Às vezes em dias claros ele acorda feliz, abre em par as portas do balcão sobre a rua, debruça-se sobre o movimento, gente e veículos, enquanto mais adiante, em pequena praça meninos e rapazes batem bola semi-nus gritando palavras de ordem e palavrões – Tô livre! Passa! passa! Filho duma égua! Passa!

Mil idéias misturam-se em sua cabeça sobre aproveitar o dia. Em outros tempos sairia, bateria a porta ainda calçando os sapatos, enfiando a camisa para dentro das calças, abotaria os últimos botões já na calçada. As idéias viriam depois.

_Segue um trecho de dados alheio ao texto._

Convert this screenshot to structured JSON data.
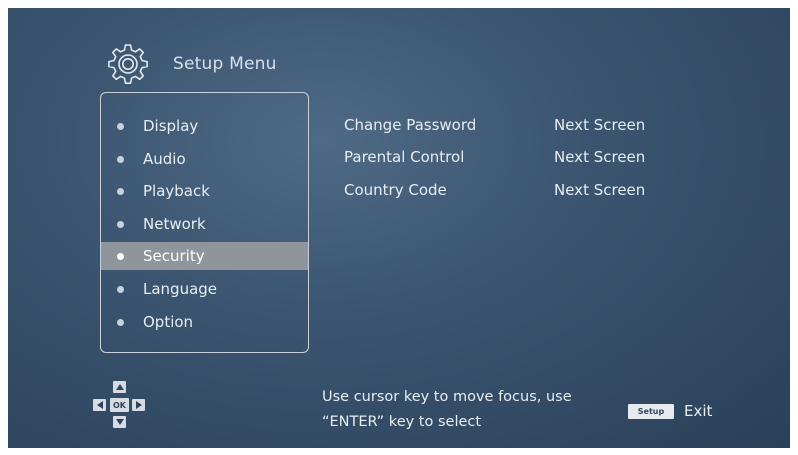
{
  "header": {
    "title": "Setup Menu",
    "icon": "gear-icon"
  },
  "menu": {
    "items": [
      {
        "label": "Display",
        "selected": false
      },
      {
        "label": "Audio",
        "selected": false
      },
      {
        "label": "Playback",
        "selected": false
      },
      {
        "label": "Network",
        "selected": false
      },
      {
        "label": "Security",
        "selected": true
      },
      {
        "label": "Language",
        "selected": false
      },
      {
        "label": "Option",
        "selected": false
      }
    ]
  },
  "options": [
    {
      "name": "Change Password",
      "value": "Next Screen"
    },
    {
      "name": "Parental Control",
      "value": "Next Screen"
    },
    {
      "name": "Country Code",
      "value": "Next Screen"
    }
  ],
  "footer": {
    "dpad_ok_label": "OK",
    "help_line1": "Use cursor key to move focus, use",
    "help_line2": "“ENTER” key to select",
    "setup_key_label": "Setup",
    "exit_label": "Exit"
  },
  "colors": {
    "background": "#3b5570",
    "selection": "#8f959b",
    "text": "#e8edf2"
  }
}
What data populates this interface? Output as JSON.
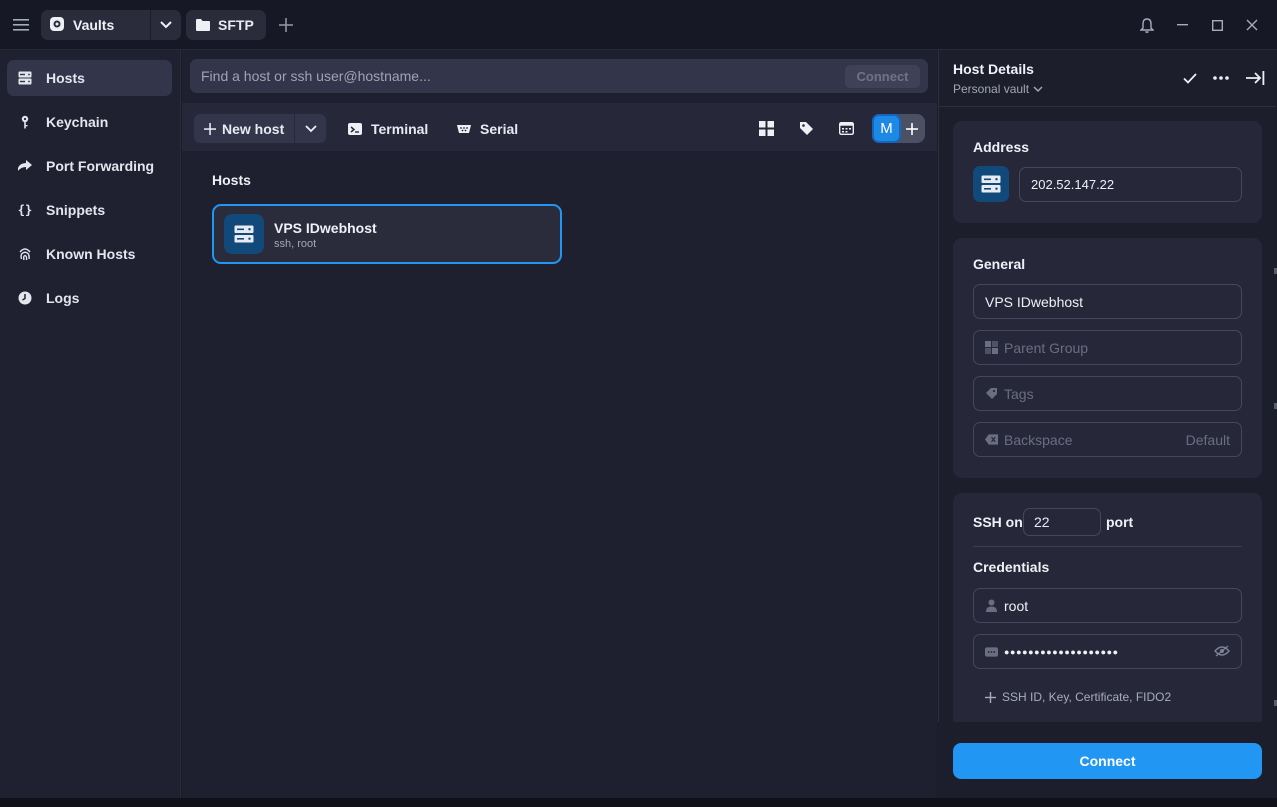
{
  "titlebar": {
    "vaults_label": "Vaults",
    "sftp_label": "SFTP"
  },
  "sidebar": {
    "items": [
      {
        "label": "Hosts",
        "icon": "hosts-icon",
        "active": true
      },
      {
        "label": "Keychain",
        "icon": "key-icon"
      },
      {
        "label": "Port Forwarding",
        "icon": "forward-icon"
      },
      {
        "label": "Snippets",
        "icon": "braces-icon"
      },
      {
        "label": "Known Hosts",
        "icon": "fingerprint-icon"
      },
      {
        "label": "Logs",
        "icon": "clock-icon"
      }
    ]
  },
  "search": {
    "placeholder": "Find a host or ssh user@hostname...",
    "connect_label": "Connect"
  },
  "toolbar": {
    "new_host_label": "New host",
    "terminal_label": "Terminal",
    "serial_label": "Serial",
    "avatar_initial": "M"
  },
  "hosts": {
    "section_title": "Hosts",
    "items": [
      {
        "name": "VPS IDwebhost",
        "sub": "ssh, root"
      }
    ]
  },
  "panel": {
    "title": "Host Details",
    "vault": "Personal vault",
    "address": {
      "title": "Address",
      "value": "202.52.147.22"
    },
    "general": {
      "title": "General",
      "label_value": "VPS IDwebhost",
      "parent_group_placeholder": "Parent Group",
      "tags_placeholder": "Tags",
      "backspace_label": "Backspace",
      "backspace_value": "Default"
    },
    "ssh": {
      "ssh_on_label": "SSH on",
      "port": "22",
      "port_label": "port",
      "credentials_title": "Credentials",
      "username": "root",
      "password_mask": "●●●●●●●●●●●●●●●●●●●",
      "add_key_label": "SSH ID, Key, Certificate, FIDO2"
    },
    "connect_label": "Connect"
  },
  "colors": {
    "accent": "#2196f3",
    "background": "#1e2030",
    "sidebar": "#1f2130",
    "card": "#262839"
  }
}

Pensa em seus amigos que jogavam bola, imagina o velho campo à beira-rio ainda molhado do orvalho pisado por rapazes na força da idade, rápidos, malandros na posse da bola, eretos, atléticos, bonitos. Uma paradinha, um olhar instantâneo e o toque na bola alcança o outro lado do campo, virando o jogo para que o ponta acelere a entrada na área que ali nem era grande nem pequena, mas a única nem mesmo traçada, mas imaginada.

Queria jogar, sentia o apelo da torcida como a emoção maior que poderia viver, correr com a bola nos pés em direção ao gol foi sempre sua meta no campo e fora dele.

Sua fascinação foi desde menino e rapaz o futebol e os onze no campo trocando passes mágicos para chegar violentos ou jeitosos à meta. Adorou Vavá, Didi, Pelé e Ademir da Guia em tempos diferentes. Nunca se acomodou com o aparente sem jeito das pernas tortas do Garrincha nem com a velocidade cega do Zagalo.

O Maracanã foi sua casa aos domingos alternada com o campo da General Severiano onde podia também conversar com os jogadores e saber de sua tensão antes dos grandes jogos. Nada o atraiu no Vasco, tudo o identificou com o Flamengo, foi e continuava sendo um fanático pela seleção.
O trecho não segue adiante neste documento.